The lawsuit by Austrian lawyer and serial plaintiff, Max Schrems, against Facebook suffered a setback in a ruling by the Court of Justice of the European Union (CJEU) last week. Schrems sought to bring class action-type claims on behalf of 25,000 participants worldwide in his home country of Austria, alleging that Facebook violated European Union privacy law when it assisted the United States National Security Agency’s PRISM surveillance program. Specifically, Schrems alleged that there is no adequate level of protection of European citizens’ Facebook data when it is transferred to the United States, because it could be accessed by US authorities without individualized suspicion. According to Schrems, Facebook’s collaboration with US authorities violated the Austrian data protection law of 2000, the Irish Data Protection Act of 1998, and Directive 95/46/EC of the European Parliament.
In a blow to Schrems, Europe’s highest court held that Schrems could not bring his action on behalf of the other 25,000 participants, who each sought damages of 500 euros per person. The court held that European Union law only allowed a consumer who is party to the contract to assert claims related to that contract and that courts lack jurisdiction to hear claims of other persons, whether they are located in that consumer’s country or are from elsewhere.

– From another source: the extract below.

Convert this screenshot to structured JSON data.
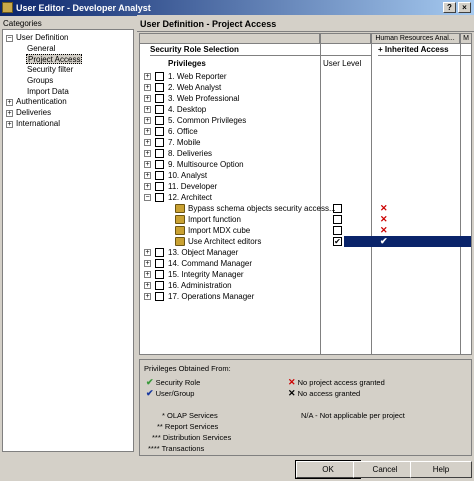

The ruling was not all bad for Schrems, however, as the CJEU held that he could continue to pursue the case as an individual in his home country of Austria and was not required to bring his suit in Ireland, the location of Facebook’s non-US headquarters.
Schrems is well-known for prosecuting a lawsuit that ultimately led the CJEU to hold in 2015 that the EU-US Safe Harbor framework for data transfers was inadequate and therefore invalid. The invalidation by the CJEU of this framework spurred the creation of the EU-U.S. Privacy Shield currently in effect. Schrems is also a party to another blockbuster lawsuit involving Facebook regarding the propriety of standard contractual clauses used by companies to enable data transfers between the US and the EU (Schrems II). That case is also currently pending before the CJEU after the Irish Data Protection Commissioner referred the case to the high court in October 2017. Insofar as nearly 88% of companies transferring data from the EU to US rely on standard contractual clauses, the CJEU’s decision in Schrems II could be momentous.